El camino perdido

El nombre de Quim Torra quedará asociado por siempre jamás a uno de los episodios más tristes e ignominiosos de la historia de Cataluña: la entrega a la Guardia Civil de los nueve líderes independentistas encerrados en las prisiones de la Generalitat para ser juzgados en el Tribunal Supremo. Quim Torra, que pasa por ser la quintaesencia del patriota catalán, no ha tenido la dignidad de dimitir antes de permitir una humillación que ha herido profundamente los sentimientos de la gente independentista, como se puede constatar estos días a través de las redes sociales.
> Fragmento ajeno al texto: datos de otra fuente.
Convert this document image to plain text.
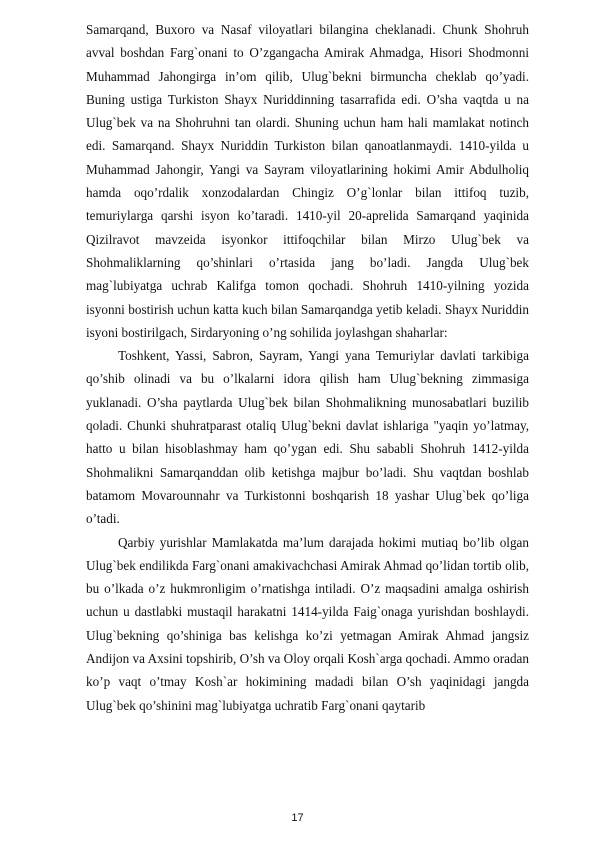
Samarqand, Buxoro va Nasaf viloyatlari bilangina cheklanadi. Chunk Shohruh avval boshdan Farg`onani to O’zgangacha Amirak Ahmadga, Hisori Shodmonni Muhammad Jahongirga in’om qilib, Ulug`bekni birmuncha cheklab qo’yadi. Buning ustiga Turkiston Shayx Nuriddinning tasarrafida edi. O’sha vaqtda u na Ulug`bek va na Shohruhni tan olardi. Shuning uchun ham hali mamlakat notinch edi. Samarqand. Shayx Nuriddin Turkiston bilan qanoatlanmaydi. 1410-yilda u Muhammad Jahongir, Yangi va Sayram viloyatlarining hokimi Amir Abdulholiq hamda oqo’rdalik xonzodalardan Chingiz O’g`lonlar bilan ittifoq tuzib, temuriylarga qarshi isyon ko’taradi. 1410-yil 20-aprelida Samarqand yaqinida Qizilravot mavzeida isyonkor ittifoqchilar bilan Mirzo Ulug`bek va Shohmaliklarning qo’shinlari o’rtasida jang bo’ladi. Jangda Ulug`bek mag`lubiyatga uchrab Kalifga tomon qochadi. Shohruh 1410-yilning yozida isyonni bostirish uchun katta kuch bilan Samarqandga yetib keladi. Shayx Nuriddin isyoni bostirilgach, Sirdaryoning o’ng sohilida joylashgan shaharlar:

Toshkent, Yassi, Sabron, Sayram, Yangi yana Temuriylar davlati tarkibiga qo’shib olinadi va bu o’lkalarni idora qilish ham Ulug`bekning zimmasiga yuklanadi. O’sha paytlarda Ulug`bek bilan Shohmalikning munosabatlari buzilib qoladi. Chunki shuhratparast otaliq Ulug`bekni davlat ishlariga "yaqin yo’latmay, hatto u bilan hisoblashmay ham qo’ygan edi. Shu sababli Shohruh 1412-yilda Shohmalikni Samarqanddan olib ketishga majbur bo’ladi. Shu vaqtdan boshlab batamom Movarounnahr va Turkistonni boshqarish 18 yashar Ulug`bek qo’liga o’tadi.

Qarbiy yurishlar Mamlakatda ma’lum darajada hokimi mutiaq bo’lib olgan Ulug`bek endilikda Farg`onani amakivachchasi Amirak Ahmad qo’lidan tortib olib, bu o’lkada o’z hukmronligim o’rnatishga intiladi. O’z maqsadini amalga oshirish uchun u dastlabki mustaqil harakatni 1414-yilda Faig`onaga yurishdan boshlaydi. Ulug`bekning qo’shiniga bas kelishga ko’zi yetmagan Amirak Ahmad jangsiz Andijon va Axsini topshirib, O’sh va Oloy orqali Kosh`arga qochadi. Ammo oradan ko’p vaqt o’tmay Kosh`ar hokimining madadi bilan O’sh yaqinidagi jangda Ulug`bek qo’shinini mag`lubiyatga uchratib Farg`onani qaytarib

17
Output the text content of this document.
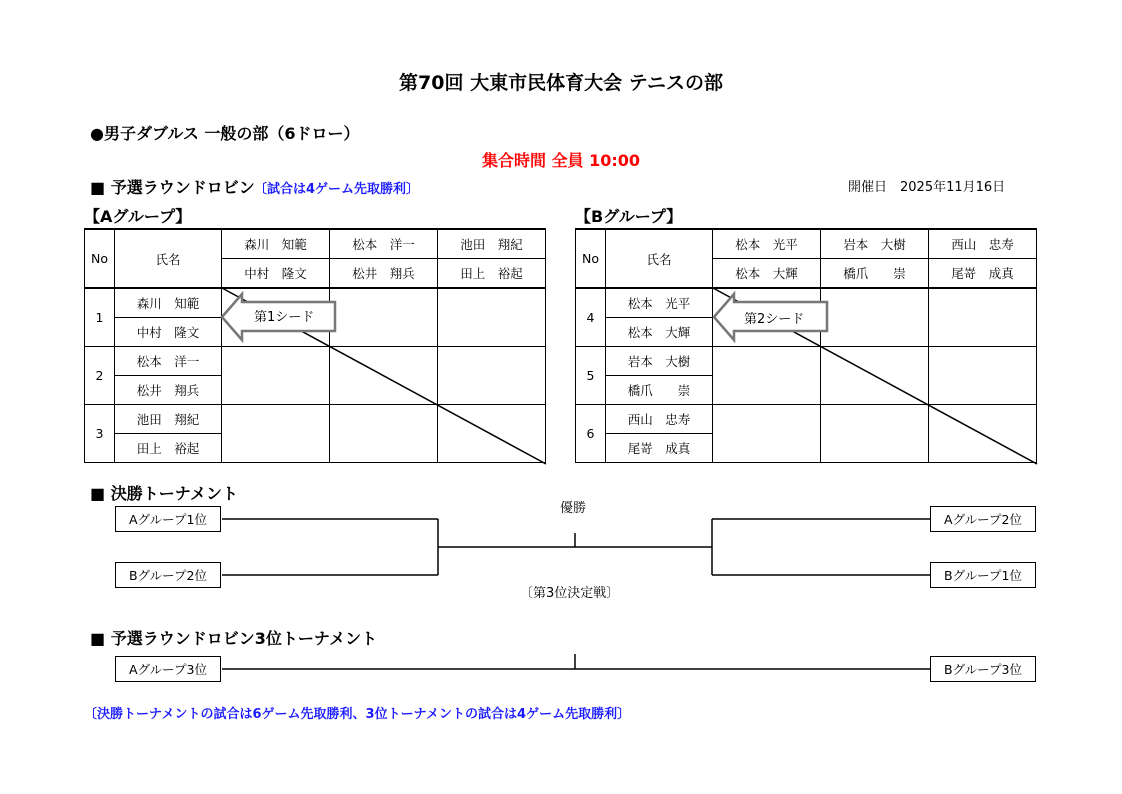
第70回 大東市民体育大会 テニスの部
●男子ダブルス 一般の部（6ドロー）
集合時間 全員 10:00
■ 予選ラウンドロビン 〔試合は4ゲーム先取勝利〕	開催日　2025年11月16日
【Aグループ】
No	氏名	森川　知範	松本　洋一	池田　翔紀
		中村　隆文	松井　翔兵	田上　裕起
1	森川　知範			
	中村　隆文			
2	松本　洋一			
	松井　翔兵			
3	池田　翔紀			
	田上　裕起			
【Bグループ】
No	氏名	松本　光平	岩本　大樹	西山　忠寿
		松本　大輝	橋爪　　崇	尾嵜　成真
4	松本　光平			
	松本　大輝			
5	岩本　大樹			
	橋爪　　崇			
6	西山　忠寿			
	尾嵜　成真			
第1シード	第2シード
■ 決勝トーナメント
優勝
〔第3位決定戦〕
Aグループ1位
Bグループ2位
Aグループ2位
Bグループ1位
■ 予選ラウンドロビン3位トーナメント
Aグループ3位	Bグループ3位
〔決勝トーナメントの試合は6ゲーム先取勝利、3位トーナメントの試合は4ゲーム先取勝利〕
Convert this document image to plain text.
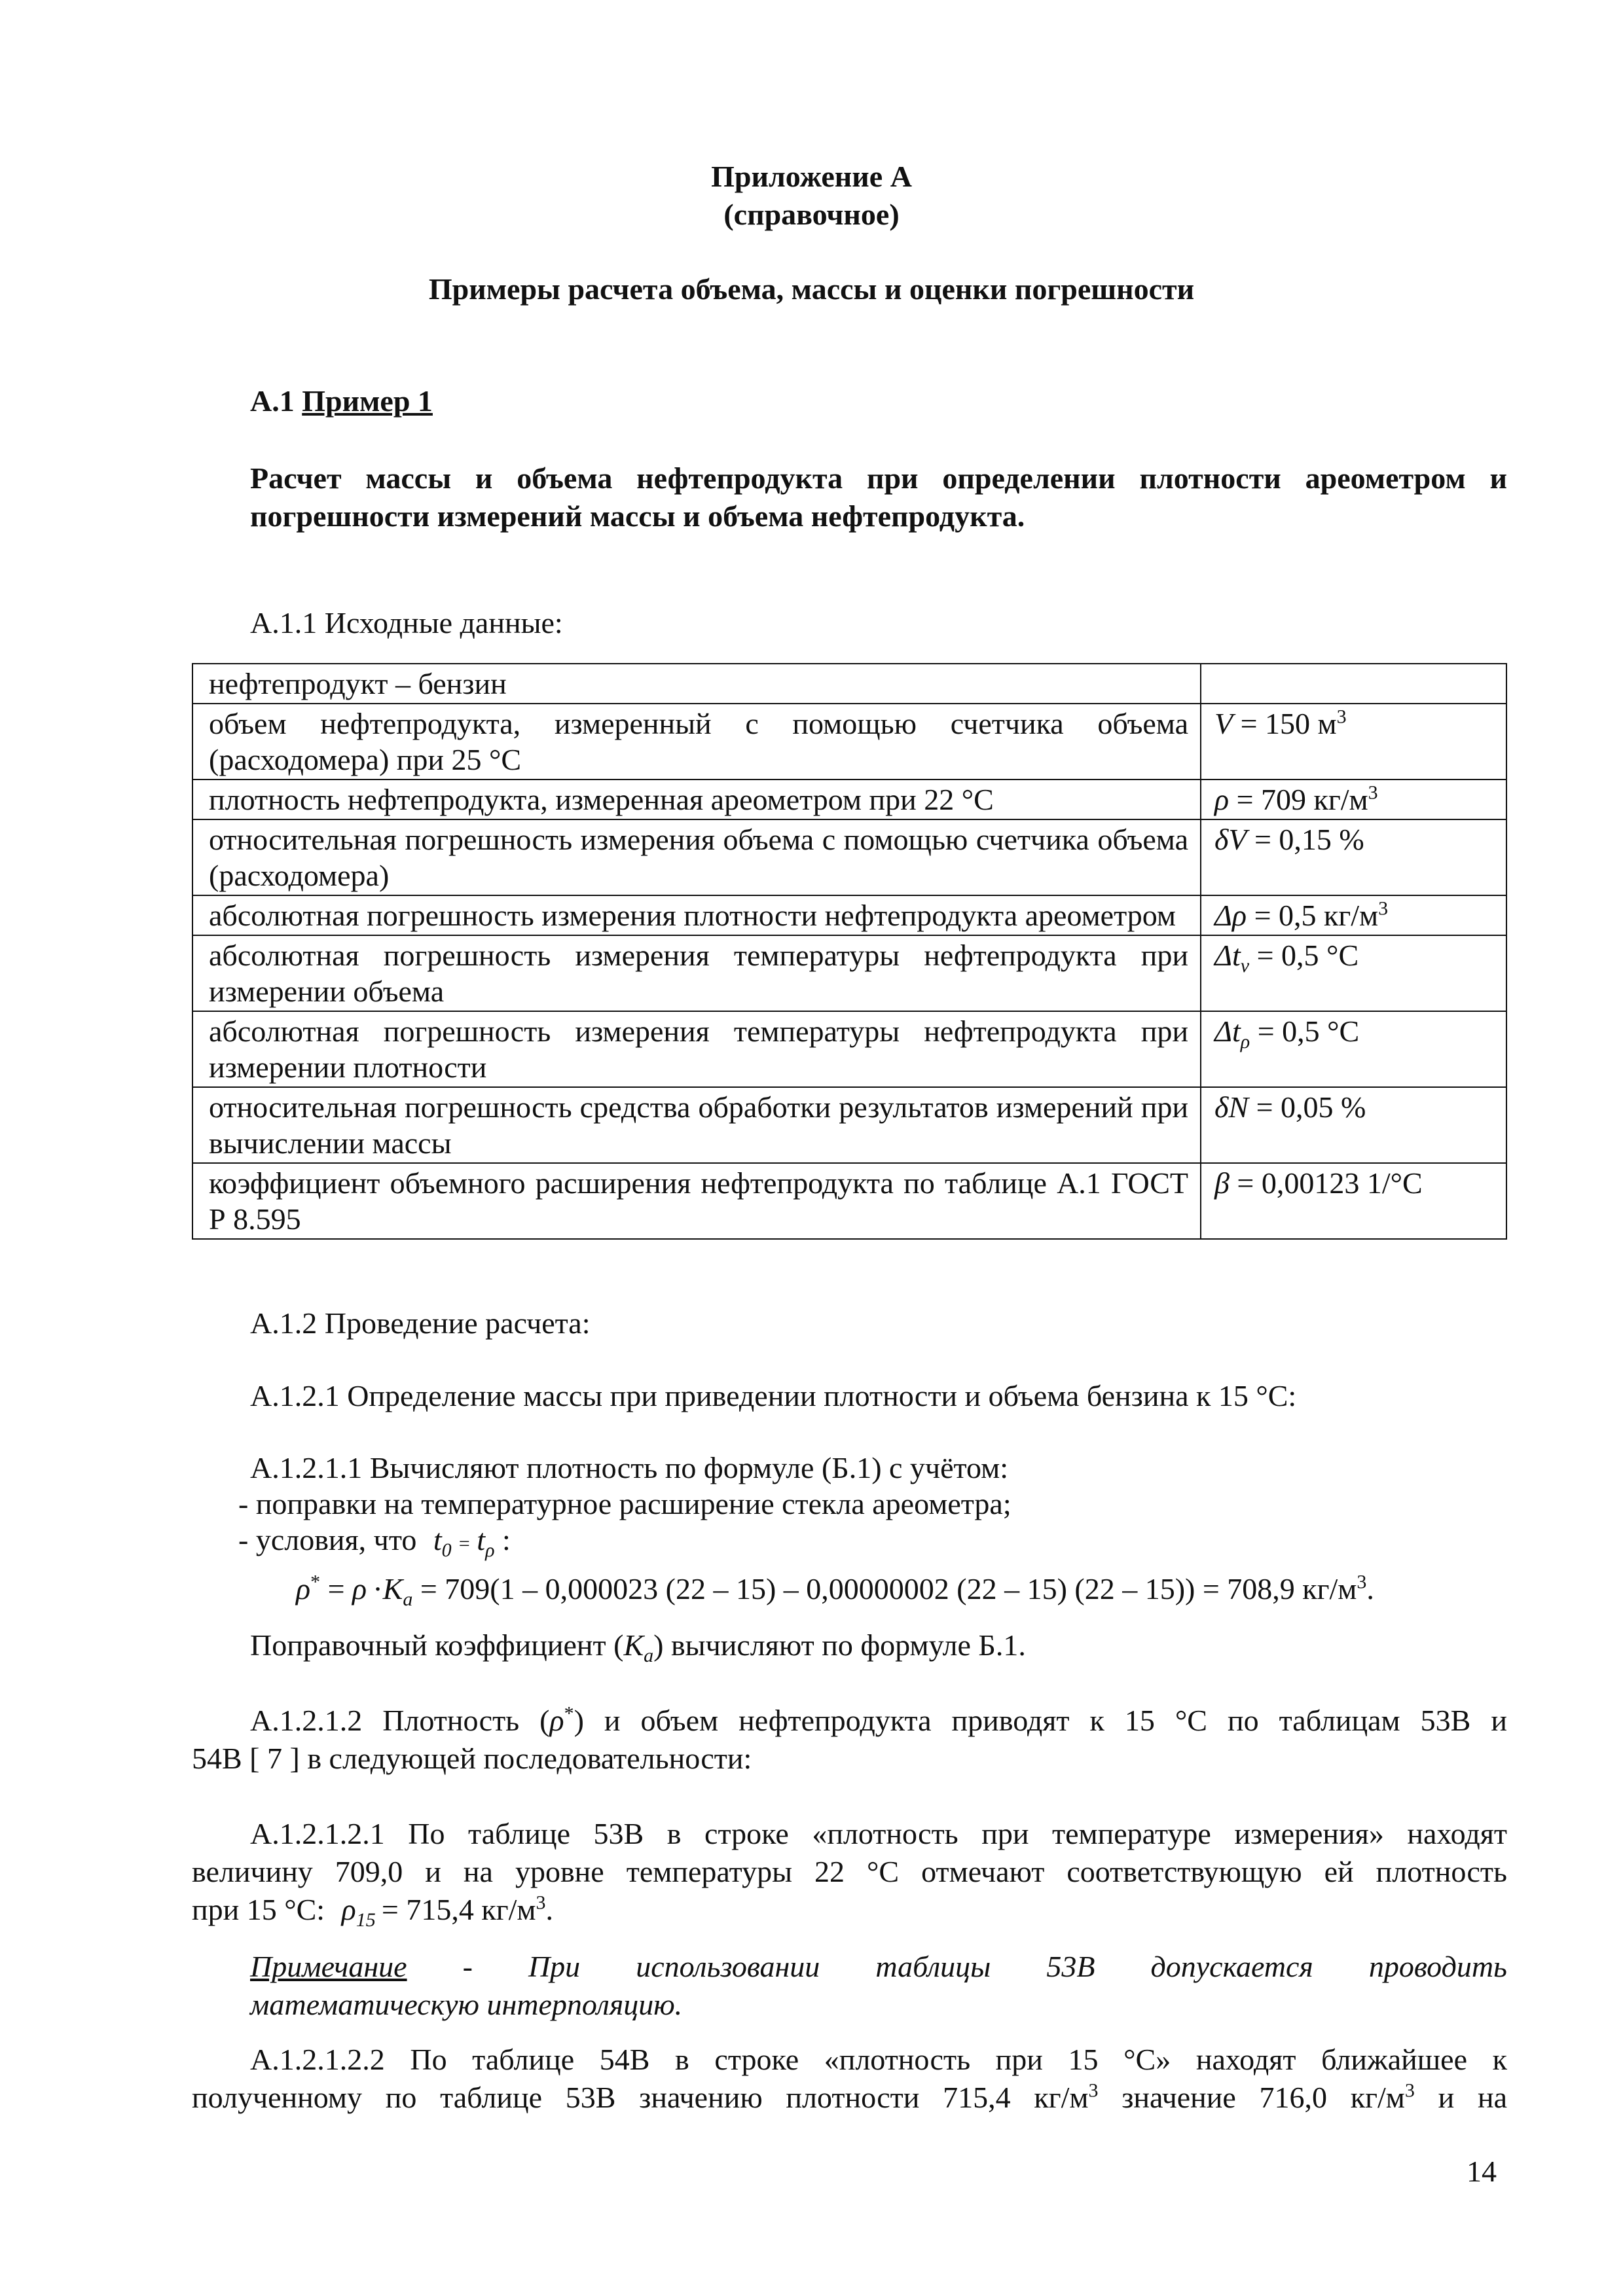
Приложение А
(справочное)
Примеры расчета объема, массы и оценки погрешности
А.1 Пример 1
Расчет массы и объема нефтепродукта при определении плотности ареометром и
погрешности измерений массы и объема нефтепродукта.
А.1.1 Исходные данные:
нефтепродукт – бензин	
объем нефтепродукта, измеренный с помощью счетчика объема (расходомера) при 25 °С	V = 150 $м^3$
плотность нефтепродукта, измеренная ареометром при 22 °С	ρ = 709 $кг/м^3$
относительная погрешность измерения объема с помощью счетчика объема (расходомера)	δV = 0,15 %
абсолютная погрешность измерения плотности нефтепродукта ареометром	Δρ = 0,5 $кг/м^3$
абсолютная погрешность измерения температуры нефтепродукта при измерении объема	$\Delta t_v = 0,5$ °С
абсолютная погрешность измерения температуры нефтепродукта при измерении плотности	$\Delta t_\rho = 0,5$ °С
относительная погрешность средства обработки результатов измерений при вычислении массы	δN = 0,05 %
коэффициент объемного расширения нефтепродукта по таблице А.1 ГОСТ Р 8.595	β = 0,00123 1/°С
А.1.2 Проведение расчета:
А.1.2.1 Определение массы при приведении плотности и объема бензина к 15 °С:
А.1.2.1.1 Вычисляют плотность по формуле (Б.1) с учётом:
- поправки на температурное расширение стекла ареометра;
- условия, что $t_0 = t_\rho$ :
$\rho^* = \rho \cdot K_a = 709(1 - 0,000023$ (22 – 15) – 0,00000002 (22 – 15) (22 – 15)) = 708,9 $кг/м^3$.
Поправочный коэффициент $(K_a)$ вычисляют по формуле Б.1.
А.1.2.1.2 Плотность (ρ*) и объем нефтепродукта приводят к 15 °С по таблицам 53В и
54В [ 7 ] в следующей последовательности:
А.1.2.1.2.1 По таблице 53В в строке «плотность при температуре измерения» находят
величину 709,0 и на уровне температуры 22 °С отмечают соответствующую ей плотность
при 15 °С: $\rho_{15} = 715,4$ $кг/м^3$.
Примечание - При использовании таблицы 53В допускается проводить
математическую интерполяцию.
А.1.2.1.2.2 По таблице 54В в строке «плотность при 15 °С» находят ближайшее к
полученному по таблице 53В значению плотности 715,4 $кг/м^3$ значение 716,0 $кг/м^3$ и на
14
Es obvio que los nueve presos eran los primeros interesados en que no hubiera disturbios durante su traslado, para no empeorar su situación procesal en vísperas del juicio donde se juegan un montón de años de condena. Pero, objetivamente, Quim Torra ha hecho un papel patético que desmerece y desmiente toda su trayectoria de supuesto independentista a machamartillo. Si hubiera sido mínimamente coherente y consecuente, habría cesado como presidente de la Generalitat para no aparecer como el gran traidor corresponsable de unos hechos que, en perspectiva histórica, son vergonzosos para el conjunto de la sociedad catalana.

Las movilizaciones en protesta por el traslado a Madrid han sido flojísimas y el único acto remarcable ha sido la ocupación, durante unas horas, de la delegación de la Comisión Europea en el paseo de Gracia de Barcelona. Una manera de degradar, todavía más, la percepción que tienen las instituciones comunitarias de Bruselas sobre las reivindicaciones de los soberanistas catalanes.

En el imaginario independentista existe el mito de la desintegración de la Unión Europea como vía para conseguir la secesión del Estado español. Esta ilusión conecta con la crisis dinástica del Imperio Carolingio que, hace más de 1.000 años, propició la insubordinación de los señores feudales que defendían la Marca Hispánica, referente fundacional de la Cataluña actual.

Pero es muy difícil que la Unión Europea –la evolución del Imperio Carolingio- haga implosión. Al contrario, las dinámicas planetarias intensifican su plena integración y consolidación. El fracaso estrepitoso del Brexit es la prueba de la solidez del proyecto europeo, liderado por el eje franco-alemán.

Desde la aprobación de las leyes de desconexión (6-7 septiembre del 2017), los independentistas no paran de acumular errores y fracasos. El último: sublevarse contra la Comisión Europea porque no apoya sus reivindicaciones. En tiempo del malogrado presidente Pasqual Maragall, Cataluña -bajo los auspicios de Bruselas- puso en marcha la Euroregión Pirineos-Mediterráneo, el gran proyecto geopolítico y geoeconómico que quedó abandonado por la deriva independentista.

La Euroregión Pirineos-Mediterráneo, que reunía los territorios de Cataluña, Occitania, Aragón y las islas Baleares, era un aggiornamento de la antigua alianza medieval que tenía los Pirineos como columna vertebral –en vez de frontera- y que dio la etapa de máximo esplendor a la Corona de Aragón y, en consecuencia, a Cataluña. Este era el camino, al que se habría podido añadir la Comunidad Valenciana: una potente euroregión de 20 millones de habitantes, con vértices en Toulouse, Montpellier, Zaragoza, Barcelona, Valencia y Palma, que habría dado sentido y dimensión a nuestra historia milenaria.

Teníamos al alcance un proyecto pragmático, inteligente, moderno y protegido por Bruselas que, además, rompía la enfermiza, tóxica y estéril rivalidad Madrid/Barcelona. Pero la obcecación de los independentistas para seguir el legado protofascista del “noucentisme” político descartó esta oportunidad de oro. Resultado: nos hemos perdido en las tinieblas y, desorientados, un grupo de la Asamblea Nacional Catalana (ANC) ha ocupado las dependencias de la Comisión Europea. El estropicio final.